- Directed by: Johanna Hald
- Screenplay by: Johanna Hald
- Produced by: Waldemar Bergendahl
- Cinematography: Roland Skogfeldt Anders Dahlberg Jacob Jörgensen Eric Börjeson
- Edited by: Tomas Tang Johanna Hald
- Release date: 1990;
- Running time: 29 minutes
- Country: Sweden
- Language: Swedish

= Pelle flyttar till Komfusenbo =

1990 film by Johanna Hald

Pelle flyttar till Komfusenbo is a 1990 Swedish film directed by Johanna Hald and based on the novel of the same name by Astrid Lindgren.

== Plot ==
Pelle is angry. His father does not find his pen and suspects that Pelle has taken it.
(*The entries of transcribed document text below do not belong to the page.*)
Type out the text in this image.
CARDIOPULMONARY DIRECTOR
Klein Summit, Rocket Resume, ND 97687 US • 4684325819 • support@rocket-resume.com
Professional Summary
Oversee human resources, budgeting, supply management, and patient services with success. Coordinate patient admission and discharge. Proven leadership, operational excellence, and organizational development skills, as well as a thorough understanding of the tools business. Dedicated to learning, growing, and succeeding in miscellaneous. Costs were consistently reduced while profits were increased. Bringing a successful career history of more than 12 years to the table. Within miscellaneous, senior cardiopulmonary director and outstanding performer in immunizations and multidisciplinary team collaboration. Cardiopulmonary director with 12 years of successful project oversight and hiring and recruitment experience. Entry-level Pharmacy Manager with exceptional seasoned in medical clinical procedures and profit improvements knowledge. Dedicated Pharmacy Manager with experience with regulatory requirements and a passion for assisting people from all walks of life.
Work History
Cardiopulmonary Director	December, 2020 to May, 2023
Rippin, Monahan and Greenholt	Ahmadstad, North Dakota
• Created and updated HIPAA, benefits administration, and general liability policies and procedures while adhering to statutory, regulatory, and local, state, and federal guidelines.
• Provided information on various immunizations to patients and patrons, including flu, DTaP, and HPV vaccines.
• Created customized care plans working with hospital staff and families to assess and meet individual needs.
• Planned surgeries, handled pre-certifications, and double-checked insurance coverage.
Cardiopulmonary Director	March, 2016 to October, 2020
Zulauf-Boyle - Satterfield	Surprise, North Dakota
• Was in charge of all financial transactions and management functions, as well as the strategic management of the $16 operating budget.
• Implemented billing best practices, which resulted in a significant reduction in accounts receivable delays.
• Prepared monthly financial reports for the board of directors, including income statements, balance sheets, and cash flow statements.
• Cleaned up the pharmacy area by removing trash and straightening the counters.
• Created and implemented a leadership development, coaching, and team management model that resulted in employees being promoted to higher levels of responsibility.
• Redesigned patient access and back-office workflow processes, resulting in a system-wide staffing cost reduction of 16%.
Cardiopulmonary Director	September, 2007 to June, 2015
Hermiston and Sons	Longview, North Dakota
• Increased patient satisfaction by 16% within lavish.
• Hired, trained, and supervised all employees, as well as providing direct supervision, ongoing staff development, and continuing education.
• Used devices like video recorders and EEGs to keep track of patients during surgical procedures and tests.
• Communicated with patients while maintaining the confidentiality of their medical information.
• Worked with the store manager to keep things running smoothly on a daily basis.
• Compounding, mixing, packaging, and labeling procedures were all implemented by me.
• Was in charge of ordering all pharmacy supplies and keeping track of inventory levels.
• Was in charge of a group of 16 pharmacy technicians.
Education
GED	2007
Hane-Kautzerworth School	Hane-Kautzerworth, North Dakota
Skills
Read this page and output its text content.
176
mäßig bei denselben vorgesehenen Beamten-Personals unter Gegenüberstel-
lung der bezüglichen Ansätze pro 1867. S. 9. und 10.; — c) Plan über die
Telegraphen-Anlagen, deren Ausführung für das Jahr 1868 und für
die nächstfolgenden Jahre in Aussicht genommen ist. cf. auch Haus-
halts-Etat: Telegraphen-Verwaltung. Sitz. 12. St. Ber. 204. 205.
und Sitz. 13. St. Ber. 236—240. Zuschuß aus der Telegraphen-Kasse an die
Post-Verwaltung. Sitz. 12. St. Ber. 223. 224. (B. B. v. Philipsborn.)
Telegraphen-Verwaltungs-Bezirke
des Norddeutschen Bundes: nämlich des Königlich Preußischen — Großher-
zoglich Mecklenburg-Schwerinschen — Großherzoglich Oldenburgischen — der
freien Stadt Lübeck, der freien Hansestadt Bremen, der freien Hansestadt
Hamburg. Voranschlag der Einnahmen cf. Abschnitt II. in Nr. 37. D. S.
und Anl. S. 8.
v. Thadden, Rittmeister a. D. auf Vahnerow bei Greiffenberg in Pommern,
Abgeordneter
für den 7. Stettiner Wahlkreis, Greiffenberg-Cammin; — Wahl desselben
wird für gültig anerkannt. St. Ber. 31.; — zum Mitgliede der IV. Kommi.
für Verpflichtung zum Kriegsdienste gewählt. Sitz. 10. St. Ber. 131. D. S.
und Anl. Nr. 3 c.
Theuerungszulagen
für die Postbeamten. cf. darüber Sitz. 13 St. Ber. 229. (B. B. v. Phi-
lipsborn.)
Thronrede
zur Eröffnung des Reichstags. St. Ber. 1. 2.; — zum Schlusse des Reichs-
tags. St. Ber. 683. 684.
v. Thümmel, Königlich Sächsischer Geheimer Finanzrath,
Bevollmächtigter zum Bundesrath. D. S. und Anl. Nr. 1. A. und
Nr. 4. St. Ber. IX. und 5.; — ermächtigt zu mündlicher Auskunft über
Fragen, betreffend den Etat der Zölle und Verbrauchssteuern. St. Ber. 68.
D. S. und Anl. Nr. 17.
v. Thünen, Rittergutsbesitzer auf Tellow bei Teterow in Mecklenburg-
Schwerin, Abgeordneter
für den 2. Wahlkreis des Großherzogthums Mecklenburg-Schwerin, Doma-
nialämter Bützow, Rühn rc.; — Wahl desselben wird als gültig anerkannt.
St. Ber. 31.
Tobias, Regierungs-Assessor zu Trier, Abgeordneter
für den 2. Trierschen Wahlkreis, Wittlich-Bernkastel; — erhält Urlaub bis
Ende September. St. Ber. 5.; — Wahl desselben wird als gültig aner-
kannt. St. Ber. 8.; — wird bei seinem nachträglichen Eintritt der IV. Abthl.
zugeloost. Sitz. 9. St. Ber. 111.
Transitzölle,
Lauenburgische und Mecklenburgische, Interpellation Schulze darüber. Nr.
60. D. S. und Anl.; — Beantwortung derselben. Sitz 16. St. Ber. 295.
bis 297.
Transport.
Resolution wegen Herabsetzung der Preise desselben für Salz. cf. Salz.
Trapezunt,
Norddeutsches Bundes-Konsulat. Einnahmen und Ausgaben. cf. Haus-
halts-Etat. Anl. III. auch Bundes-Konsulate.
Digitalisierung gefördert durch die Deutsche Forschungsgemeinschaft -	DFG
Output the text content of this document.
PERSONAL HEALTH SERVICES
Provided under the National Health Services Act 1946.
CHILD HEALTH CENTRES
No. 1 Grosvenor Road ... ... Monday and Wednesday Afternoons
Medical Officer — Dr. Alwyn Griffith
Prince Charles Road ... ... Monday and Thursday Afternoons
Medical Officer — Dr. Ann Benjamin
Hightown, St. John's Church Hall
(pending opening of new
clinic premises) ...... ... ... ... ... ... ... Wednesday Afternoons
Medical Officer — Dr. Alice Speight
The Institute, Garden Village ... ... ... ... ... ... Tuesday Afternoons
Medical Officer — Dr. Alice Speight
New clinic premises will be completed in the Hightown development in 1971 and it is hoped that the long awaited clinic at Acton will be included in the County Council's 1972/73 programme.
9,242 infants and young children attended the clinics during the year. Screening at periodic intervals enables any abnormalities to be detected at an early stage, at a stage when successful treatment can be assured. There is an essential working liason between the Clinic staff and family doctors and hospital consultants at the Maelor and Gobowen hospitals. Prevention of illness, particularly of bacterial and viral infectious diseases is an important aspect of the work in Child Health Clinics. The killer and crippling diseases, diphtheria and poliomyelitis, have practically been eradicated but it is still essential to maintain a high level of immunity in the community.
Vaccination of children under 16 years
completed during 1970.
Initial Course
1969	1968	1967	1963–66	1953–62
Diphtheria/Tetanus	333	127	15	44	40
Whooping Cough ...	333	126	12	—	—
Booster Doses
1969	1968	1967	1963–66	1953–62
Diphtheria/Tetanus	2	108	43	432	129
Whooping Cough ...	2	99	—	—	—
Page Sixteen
Pelle actually took it, but he put it back in his father's coat pocket. He feels wronged and decides to move out. Later he packs his things and wants to move into the little house in the garden. He also wants to spend Christmas there. When he talks to his mother, she convinces him to move into the house again. There Pelle is lighting the candles. When his father comes home from work, he hugs Pelle. Furthermore, Pelle's father apologises to Pelle, as he has found his pen.

==Cast==
- Mattias Johansson: Pelle
- Lena Endre: Mother
- Krister Henriksson: Father

== Background ==
Pelle flyttar till Komfusenbo was first broadcast in 1990 in Sweden. Later it was also shown on German television. After that, it was released on DVD in both Sweden and Germany.

==Reception==
Filmtipset.se called Pelle flyttar till Komfusenbo a cute short film with good actors, but not much more.